Edward Snowden defends cryptocurrency, advocates blockchain
Edward Snowden on why blockchain matters, and the importance of Bitcoin transactions…
by Manoj Sharma for CNR
In a recent interview with Ben Wizner, Edward Snowden has been chatting about blockchain, and why businesses should be looking to implement the technology.
Snowden said that “imagine an old database where any entry can be changed just by typing over it and clicking save. Now imagine that entry holds your bank balance. If somebody can just arbitrarily change your balance to zero, that kind of sucks, right? Unless you’ve got student loans”.
“The point is that any time a system lets somebody change the history with a keystroke, you have no choice but to trust a huge number of people to be both perfectly good and competent, and humanity doesn’t have a great track record for that. Blockchains are an effort to create a history that can’t be manipulated.”

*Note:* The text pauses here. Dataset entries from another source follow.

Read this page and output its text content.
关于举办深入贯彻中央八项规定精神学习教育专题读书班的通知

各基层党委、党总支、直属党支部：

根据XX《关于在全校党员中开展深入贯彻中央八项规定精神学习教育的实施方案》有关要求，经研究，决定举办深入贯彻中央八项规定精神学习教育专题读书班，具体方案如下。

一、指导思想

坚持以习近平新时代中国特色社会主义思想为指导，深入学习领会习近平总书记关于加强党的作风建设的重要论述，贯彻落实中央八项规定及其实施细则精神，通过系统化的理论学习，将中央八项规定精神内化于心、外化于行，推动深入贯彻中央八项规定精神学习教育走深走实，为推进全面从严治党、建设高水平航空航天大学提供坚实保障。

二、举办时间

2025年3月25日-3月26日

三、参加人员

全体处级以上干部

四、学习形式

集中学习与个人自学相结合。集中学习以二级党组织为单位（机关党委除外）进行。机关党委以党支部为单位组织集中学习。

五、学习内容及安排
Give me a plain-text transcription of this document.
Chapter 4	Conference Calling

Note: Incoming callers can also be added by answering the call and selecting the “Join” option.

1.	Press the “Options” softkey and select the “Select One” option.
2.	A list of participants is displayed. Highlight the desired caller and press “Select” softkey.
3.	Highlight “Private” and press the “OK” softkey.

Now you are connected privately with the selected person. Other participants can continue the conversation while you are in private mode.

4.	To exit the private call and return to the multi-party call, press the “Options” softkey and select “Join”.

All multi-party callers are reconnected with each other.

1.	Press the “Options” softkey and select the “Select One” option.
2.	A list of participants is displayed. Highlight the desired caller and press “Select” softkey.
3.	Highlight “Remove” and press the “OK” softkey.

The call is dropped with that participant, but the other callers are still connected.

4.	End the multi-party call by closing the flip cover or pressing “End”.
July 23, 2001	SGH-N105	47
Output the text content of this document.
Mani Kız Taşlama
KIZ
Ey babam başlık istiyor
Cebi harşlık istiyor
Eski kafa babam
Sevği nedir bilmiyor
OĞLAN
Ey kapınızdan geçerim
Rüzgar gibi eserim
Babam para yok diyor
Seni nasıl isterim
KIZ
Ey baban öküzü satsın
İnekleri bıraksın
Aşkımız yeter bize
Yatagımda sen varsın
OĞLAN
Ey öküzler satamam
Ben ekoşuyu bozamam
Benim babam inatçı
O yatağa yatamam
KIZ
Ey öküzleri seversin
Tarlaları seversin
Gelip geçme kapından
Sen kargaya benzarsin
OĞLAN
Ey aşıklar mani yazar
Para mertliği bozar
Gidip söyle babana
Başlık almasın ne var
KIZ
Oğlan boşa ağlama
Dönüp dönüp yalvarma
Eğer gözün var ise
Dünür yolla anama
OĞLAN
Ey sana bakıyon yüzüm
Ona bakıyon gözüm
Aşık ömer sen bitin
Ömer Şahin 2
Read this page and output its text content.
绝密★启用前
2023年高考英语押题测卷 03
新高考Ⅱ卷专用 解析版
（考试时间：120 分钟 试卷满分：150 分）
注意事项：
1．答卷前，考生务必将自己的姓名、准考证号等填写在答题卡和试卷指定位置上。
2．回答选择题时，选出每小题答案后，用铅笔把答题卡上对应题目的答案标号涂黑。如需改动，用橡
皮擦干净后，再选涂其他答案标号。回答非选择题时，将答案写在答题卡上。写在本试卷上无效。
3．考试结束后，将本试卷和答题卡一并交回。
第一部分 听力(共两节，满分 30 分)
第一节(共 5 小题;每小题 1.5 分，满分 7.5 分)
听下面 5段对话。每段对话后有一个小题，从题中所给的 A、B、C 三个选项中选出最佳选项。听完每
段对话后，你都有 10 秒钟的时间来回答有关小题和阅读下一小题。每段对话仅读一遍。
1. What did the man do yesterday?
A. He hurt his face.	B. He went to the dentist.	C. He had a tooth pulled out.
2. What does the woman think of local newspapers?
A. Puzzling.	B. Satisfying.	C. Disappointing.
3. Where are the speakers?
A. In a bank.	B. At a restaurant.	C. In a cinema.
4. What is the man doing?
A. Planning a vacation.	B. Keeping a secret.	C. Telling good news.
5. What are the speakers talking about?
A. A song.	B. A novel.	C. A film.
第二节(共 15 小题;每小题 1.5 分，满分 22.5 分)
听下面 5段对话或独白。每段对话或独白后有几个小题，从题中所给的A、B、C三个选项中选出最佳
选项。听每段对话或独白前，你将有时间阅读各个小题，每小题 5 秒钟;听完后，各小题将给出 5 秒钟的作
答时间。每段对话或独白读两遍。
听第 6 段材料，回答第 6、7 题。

Blockchain technology is recognised across the world for its ability to create irrefutable evidence of an event between two different parties, thanks to its distributed ledger foundations. And Snowden added that “the reality is that blockchains can theoretically be applied in many ways, but it’s important to understand that mechanically, we’re discussing a very, very simple concept, and therefore the applications are all variations on a single theme: verifiable accounting. Hot.”
In addition, he talked about the power of blockchain technology to impact the world. While he is confident about the ability of the technology, he doesn’t foresee blockchain overtaking companies like Google or Facebook.
He also talked about his interest in Bitcoin transactions, describing them as “impartial” which adds to the trust factor of the crypto arena. He states:
“[Bitcoin transactions] can’t really be stopped or reversed without the explicit, voluntary participation of the people involved. Let’s say Bank of America doesn’t want to process a payment for someone like me. In the old financial system, they’ve got an enormous amount of clout, as do their peers, and can make that happen. If a teenager in Venezuela wants to get paid in a hard currency for a web development gig they did for someone in Paris, something prohibited by local currency controls, cryptocurrencies can make it possible. Bitcoin may not yet really be private money, but it is the first ‘free’ money”, Snowden said.
It’s ‘free money’ that’s been hitting a fair amount of problems of late, of course, not least the crash in the markets and the increasing hostility from many regulators. But on the blockchain side? Things do seem to be improving, with more and more big companies embracing the technology.